At that moment, a pickup roared by on the road in front of the house. Its windows were open, and Lucy and Oscar were hit by a blast of music — the wail of an electric guitar and the throb of an electric bass. Lucy glanced at Oscar when it was over. He looked pale.
“Oscar, what happened to you?” she asked. “Where have you been?”
“No!” Oscar’s voice was harsh. “You tell me. Who are you? How did you know my name? Where is my family?”
“I’ll tell you what I know,” said Lucy. “What do you remember?”
“I remember a lot of things.”
“What’s the last thing you remember about being here — at The Brick? Before tonight, I mean. Do you remember leaving in the rowboat?”
“How do you know about that?” Oscar said.
“My father told me,” said Lucy. “We’re sort of related to you.”
“Related how? I’ve never met you in my life! What are you talking about?”
Oscar sounded so furious, Lucy was sure he must hate her. “Please, Oscar! I — I’ll try to explain,” she stammered. “Just let me try.”
Oscar leaned forward, his arms on his knees. He stared out at the front lawn again. “All right then,” he said. “Try.”
“My — my father told me what happened. That’s how I know. He said that after you left in the boat, your sister ran inside to get your parents. But when everyone came back out, you were gone. So was the sea. There was only land — like there is now.”
Lucy went on with the story she had heard from her father. Oscar frowned when she told him no one believed Lavonne’s story. When she got to the part about finding the boat on the front lawn, he looked surprised.
“How did it get there?” he wondered aloud. “They must have believed Lavonne then.”
“But they didn’t. Everyone was sure you had run away.”
“Run away! They ought to know I’d never do that. Ma knows I’d never —” Oscar stopped midsentence, a look of horror on his face. “Ma,” he whispered. “Where is she? Where’s Pa? Are they — they aren’t dead, are they?”

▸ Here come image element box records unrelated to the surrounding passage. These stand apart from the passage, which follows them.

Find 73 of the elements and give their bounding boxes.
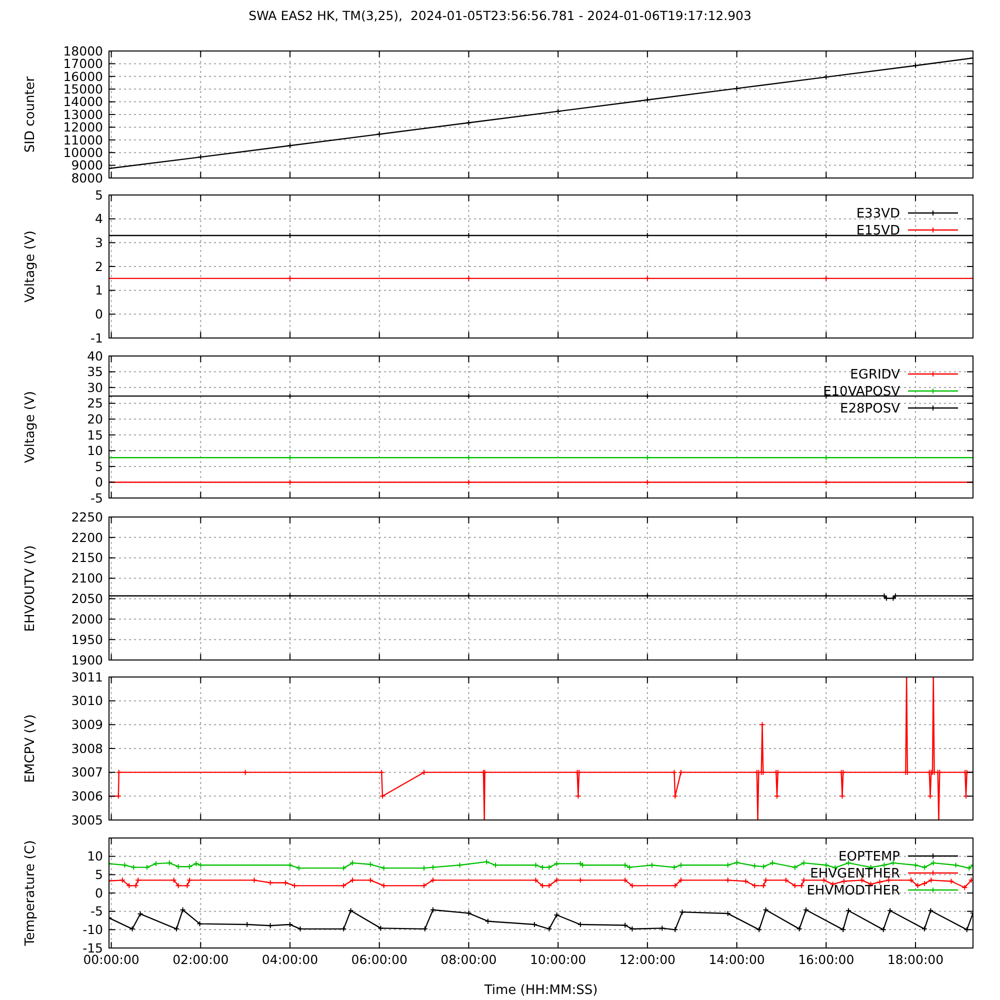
y-tick-label: 15	[87, 427, 103, 442]
y-axis-title: Temperature (C)	[23, 840, 38, 947]
legend-label: E33VD	[856, 206, 900, 222]
y-tick-label: 15000	[63, 81, 104, 96]
y-tick-label: 3009	[71, 717, 104, 732]
legend-label: E15VD	[856, 224, 900, 239]
y-tick-label: 2000	[71, 612, 104, 627]
y-tick-label: 17000	[63, 56, 104, 72]
y-tick-label: 0	[95, 474, 104, 490]
y-tick-label: 16000	[63, 68, 104, 84]
legend-label: EHVGENTHER	[810, 866, 900, 882]
legend-label: EHVMODTHER	[806, 884, 900, 899]
y-tick-label: 5	[95, 458, 103, 474]
y-tick-label: 5	[95, 187, 103, 202]
y-axis-title: Voltage (V)	[23, 391, 38, 463]
x-tick-label: 14:00:00	[708, 952, 765, 967]
y-tick-label: 0	[95, 306, 104, 322]
y-tick-label: 3007	[71, 764, 103, 780]
y-tick-label: 13000	[63, 106, 104, 122]
y-tick-label: 12000	[63, 120, 104, 135]
y-tick-label: 3005	[71, 812, 103, 828]
y-tick-label: 11000	[63, 132, 104, 148]
y-tick-label: 20	[87, 411, 104, 426]
legend-label: E28POSV	[840, 402, 900, 417]
y-tick-label: 10	[87, 443, 104, 458]
x-tick-label: 18:00:00	[887, 952, 944, 967]
y-tick-label: 9000	[71, 158, 104, 173]
y-tick-label: 2	[95, 258, 103, 274]
y-tick-label: -1	[90, 330, 103, 346]
y-axis-title: SID counter	[23, 76, 38, 153]
y-axis-title: EHVOUTV (V)	[23, 545, 38, 632]
y-tick-label: 1950	[71, 632, 104, 647]
y-tick-label: 1900	[71, 652, 104, 668]
y-tick-label: 10	[87, 848, 104, 864]
y-tick-label: 40	[87, 348, 104, 364]
x-tick-label: 10:00:00	[530, 952, 586, 967]
y-tick-label: 2250	[71, 509, 104, 524]
y-tick-label: 3010	[71, 693, 104, 708]
legend-label: EOPTEMP	[838, 850, 900, 865]
y-tick-label: 2150	[71, 550, 104, 566]
x-tick-label: 04:00:00	[262, 952, 318, 967]
legend-label: EGRIDV	[850, 368, 900, 383]
y-axis-title: EMCPV (V)	[23, 714, 38, 783]
y-tick-label: -5	[90, 490, 103, 506]
y-tick-label: 2100	[71, 570, 104, 586]
x-tick-label: 12:00:00	[619, 952, 676, 967]
x-tick-label: 16:00:00	[798, 952, 854, 967]
legend-label: E10VAPOSV	[823, 384, 900, 400]
y-tick-label: 25	[87, 396, 103, 411]
y-tick-label: 3011	[71, 669, 103, 684]
y-tick-label: 30	[87, 380, 104, 395]
y-tick-label: 4	[95, 211, 104, 226]
x-tick-label: 02:00:00	[172, 952, 229, 967]
y-tick-label: 3008	[71, 740, 104, 756]
y-tick-label: 3	[95, 235, 103, 250]
y-tick-label: 18000	[63, 43, 104, 58]
y-tick-label: 10000	[63, 144, 104, 160]
y-tick-label: 1	[95, 282, 103, 298]
y-tick-label: 14000	[63, 94, 104, 110]
x-axis-title: Time (HH:MM:SS)	[483, 983, 598, 998]
y-tick-label: 3006	[71, 788, 104, 804]
y-axis-title: Voltage (V)	[23, 230, 38, 302]
y-tick-label: 5	[95, 867, 103, 882]
y-tick-label: 0	[95, 885, 104, 900]
y-tick-label: 2200	[71, 530, 104, 545]
y-tick-label: 35	[87, 364, 103, 380]
y-tick-label: 2050	[71, 591, 104, 606]
y-tick-label: -5	[90, 904, 103, 919]
y-tick-label: -10	[82, 922, 104, 938]
x-tick-label: 06:00:00	[351, 952, 408, 967]
y-tick-label: 8000	[71, 170, 104, 186]
x-tick-label: 08:00:00	[440, 952, 497, 967]
chart-title: SWA EAS2 HK, TM(3,25), 2024-01-05T23:56:56.781 - 2024-01-06T19:17:12.903	[248, 8, 752, 23]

Up until that moment, when Lucy had tried to fathom what it must be like for Oscar to find himself suddenly in the future, she had thought of him being astounded by modern inventions: televisions, refrigerators, computers. Then there was all the history that he would be amazed to learn: world wars, atomic bombs, rockets going to the moon. But what did all that matter to him? His parents were dead. For Oscar, it was as if they had just died. For a moment, Lucy didn’t dare look at him.
When she stole a glance at last, she saw that his face was buried in his arms.
Lucy remembered what Oscar had written in his journal, about the picnic in the woods and Ma playing the fiddle. About feeling as though he were looking at his family from far away in time. She wanted to tell Oscar that she understood what he’d meant when he’d written about how beautiful they were, and how seeing them made him feel perfectly happy and perfectly sad at the same time. And now they were dead. “I’m sorry,” she whispered.